Back on the road, Stanley is in Spain when he notices a crowd gathering on the pavement outside a gym. There he sees a construction worker named Bo Cruz (played by NBA player Juancho Hernangómez) whose talent goes off the charts and even plays in Timberlands. Convinced of Bo’s defensive and shooting prowess, Stanley tracks Bo to his home to recruit him for the Sixers. After a falling out with Vince, Stanley devotes himself to getting Bo into the NBA draft. Along the way, Sandler gets his own spin on this fabled sports movie guy, the hard-training coach. “Hustle” doesn’t deviate much from the “Rocky” formula, but it captures something new about the bond between player and coach. It’s also a clever twist that Bo’s greatest talent is his defense and his biggest hurdle to success is keeping his cool.

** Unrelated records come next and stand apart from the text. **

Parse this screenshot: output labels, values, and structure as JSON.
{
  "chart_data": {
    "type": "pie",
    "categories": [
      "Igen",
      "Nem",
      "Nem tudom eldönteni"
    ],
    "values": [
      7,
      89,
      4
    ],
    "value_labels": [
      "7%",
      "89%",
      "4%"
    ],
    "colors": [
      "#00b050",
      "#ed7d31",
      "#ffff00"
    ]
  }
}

All of this plays out in the script, written by Taylor Materne and Will Fetters, with a keen sense of detail that will delight NBA fans. There’s even a hint of a sad trade involving Andrea Bargnani that will have Knicks fans laughing (and terrified). The cameos keep coming, including most of the current Sixers list, Allen Iverson, Boban Marjanovi’c, Luka Dokic, Trae Young and some more polished characters, like Bo’s rival draft pick Kermit Wilts, charismatically played by Timberwolves guard Anthony Edwards.
This image released by Netflix shows Juancho Hernangomez (left) and Anthony Edwards in a scene from Hustle.
With each appearance, the distance between “Hustle” and the actual NBA is getting smaller and smaller. Stanley’s greatest fear is being left outside the “game,” and “Hustle” is often intoxicatingly close to her. This is a movie where you can see Sandler calling Nowitzki “Schnitzel” on FaceTime and Julius calling him “Dr. J’Erving (a presence still extremely strong) shows up at a playground.
Some might say “Hustle” comes close to NBA commercials, but Zagar, a South Philly native who emerged with the 2018 indie “We the Animals,” frames the pros who crowd his film more like people and gamers than like stars. And Sandler infuses Sugarman not only with a genuine basketball obsession, but also with the usual midlife struggle of only facing ingratitude from an employer after half a lifetime of tireless service. After some less strenuous workouts for Netflix, Sandler is hard at work giving “Hustle” the full press — even though his wardrobe of leotards and mesh shorts may have come straight from his closet.
Sandler’s film would make a solid double headline with another Netflix film, Steven Soderbergh’s High Flying Bird, the 2019 drama starring Andre Holland as a sports agent rushing during an NBA lockout. Hustle is a kinder film that’s less interested in delving into the fundamentals of the League. But for a sport that’s only occasionally been authentically captured by movies, “Hustle” has a real flow.
Hustle, a Netflix release, was rated R by the Motion Picture Association of America for language. Running time: 117 minutes. Three stars out of four.
-The Associated Press
This image released by Netflix shows Adam Sandler (left) alongside former NBA stars and Brooklyn natives Kenny Smith (center) and Mark Jackson in a scene from Hustle.